It seems as though West Shore’s science teacher Amy McCormick is bound to travel into space. The seventh-grade science teacher is now only a few months away from taking the third and final course in her training to becoming a full-fledged astronaut, yet this final course came as a surprise, even to McCormick.
“I didn’t apply for this course; [Teachers in Space] called me and asked me to do this, so I guess they must have liked me,” McCormick said. This summer she and a partner will travel to California where they will build Masten Space Systems, reusable launch systems which reduce fuel use and costs for launches. These systems will be ready to launch in the fall of 2012 in the Mojave Dessert. From there McCormick will fly to Philadelphia where she will physically and mentally train. There she will learn about rocketry, acceleration and flight as well as participate in the oxygen chamber, simulators and the human centrifuge known as the PHOENIX.

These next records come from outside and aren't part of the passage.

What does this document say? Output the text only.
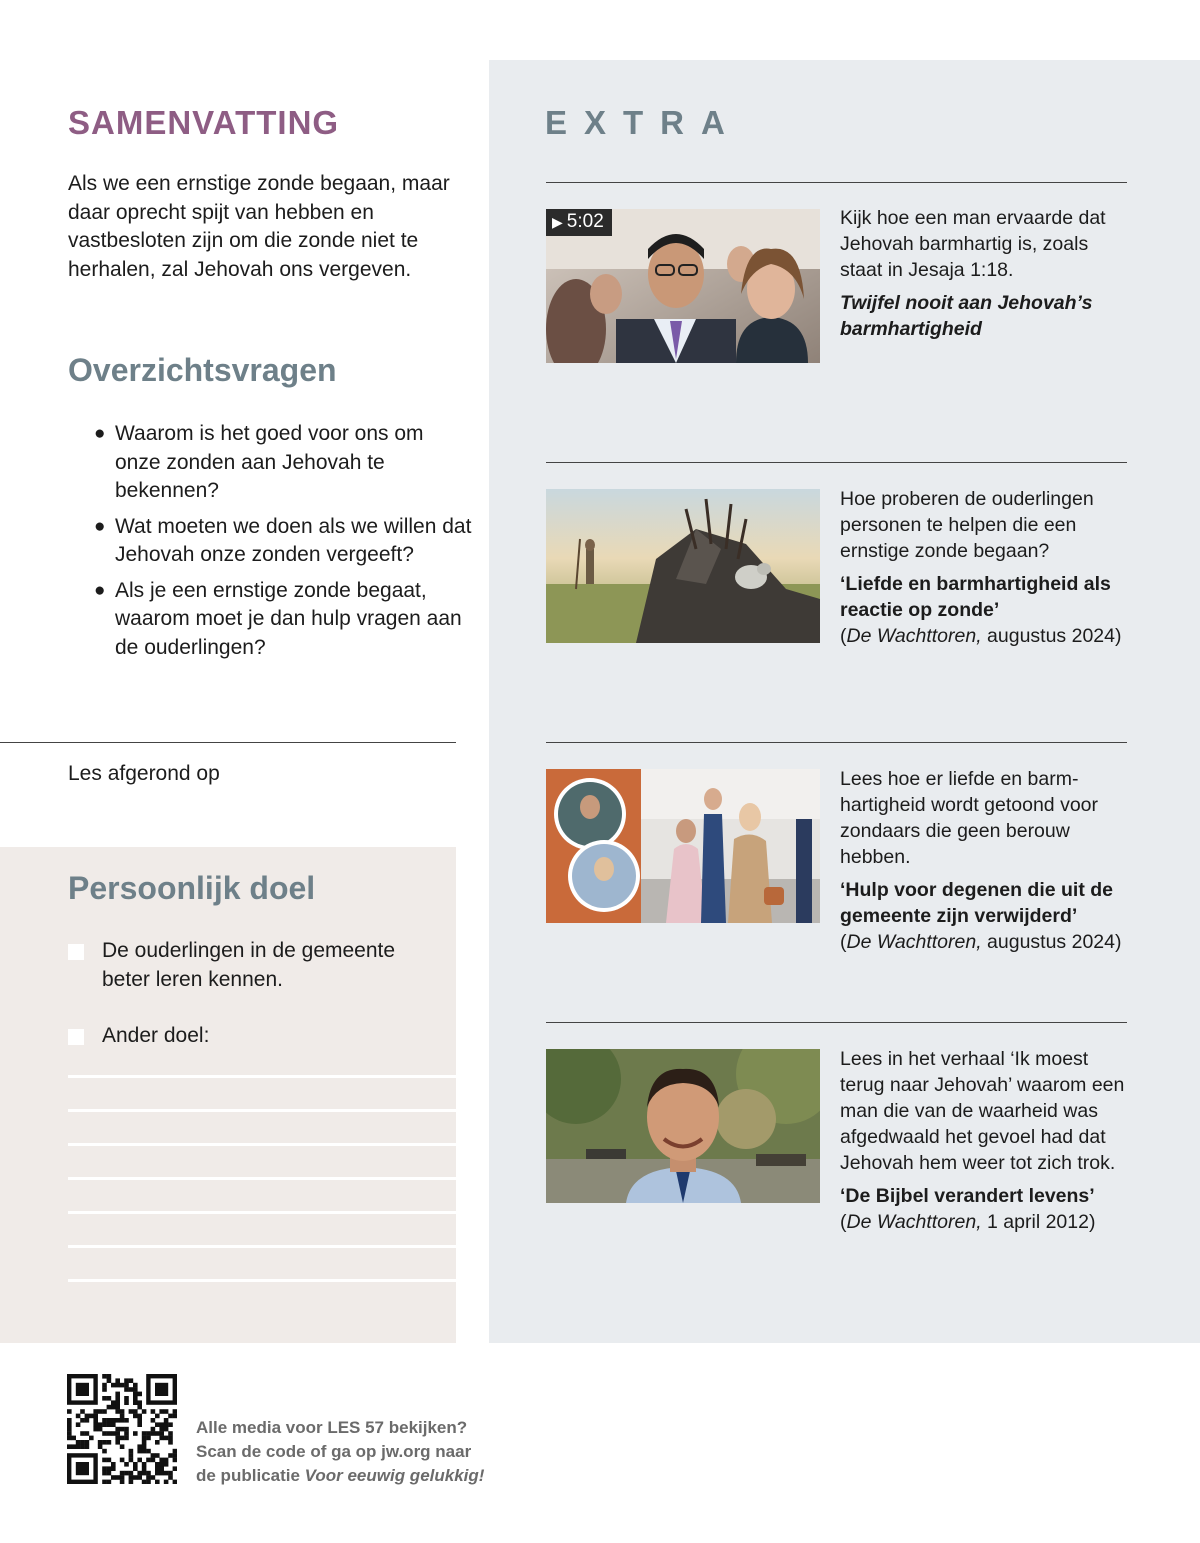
SAMENVATTING

Als we een ernstige zonde begaan, maar daar oprecht spijt van hebben en vastbesloten zijn om die zonde niet te herhalen, zal Jehovah ons vergeven.

Overzichtsvragen
● Waarom is het goed voor ons om onze zonden aan Jehovah te bekennen?
● Wat moeten we doen als we willen dat Jehovah onze zonden vergeeft?
● Als je een ernstige zonde begaat, waarom moet je dan hulp vragen aan de ouderlingen?

Les afgerond op

Persoonlijk doel
De ouderlingen in de gemeente beter leren kennen.
Ander doel:
EXTRA
▶ 5:02	Kijk hoe een man ervaarde dat Jehovah barmhartig is, zoals staat in Jesaja 1:18.

Twijfel nooit aan Jehovah’s barmhartigheid

Hoe proberen de ouderlingen personen te helpen die een ernstige zonde begaan?

‘Liefde en barmhartigheid als reactie op zonde’

(De Wachttoren, augustus 2024)

Lees hoe er liefde en barmhartigheid wordt getoond voor zondaars die geen berouw hebben.

‘Hulp voor degenen die uit de gemeente zijn verwijderd’

(De Wachttoren, augustus 2024)

Lees in het verhaal ‘Ik moest terug naar Jehovah’ waarom een man die van de waarheid was afgedwaald het gevoel had dat Jehovah hem weer tot zich trok.

‘De Bijbel verandert levens’

(De Wachttoren, 1 april 2012)

Alle media voor LES 57 bekijken?
Scan de code of ga op jw.org naar
de publicatie Voor eeuwig gelukkig!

McCormick seems both excited and prepared.
“I’m nervous. I don’t think I’ll be a rock, but I think I can handle it,” she said. After her courses and training, McCormick will be provided with photographs, videos and even a flight suit.
McCormick and her partner will be only the third and fourth teachers in the United States to have completed all three courses.
If successful, McCormick won’t be the first Brevard Public Schools teacher to travel into space. Former Melbourne High School science Joe Acaba arrived at the International Space Station on Thursday aboard a Russian Soyuz spacecraft.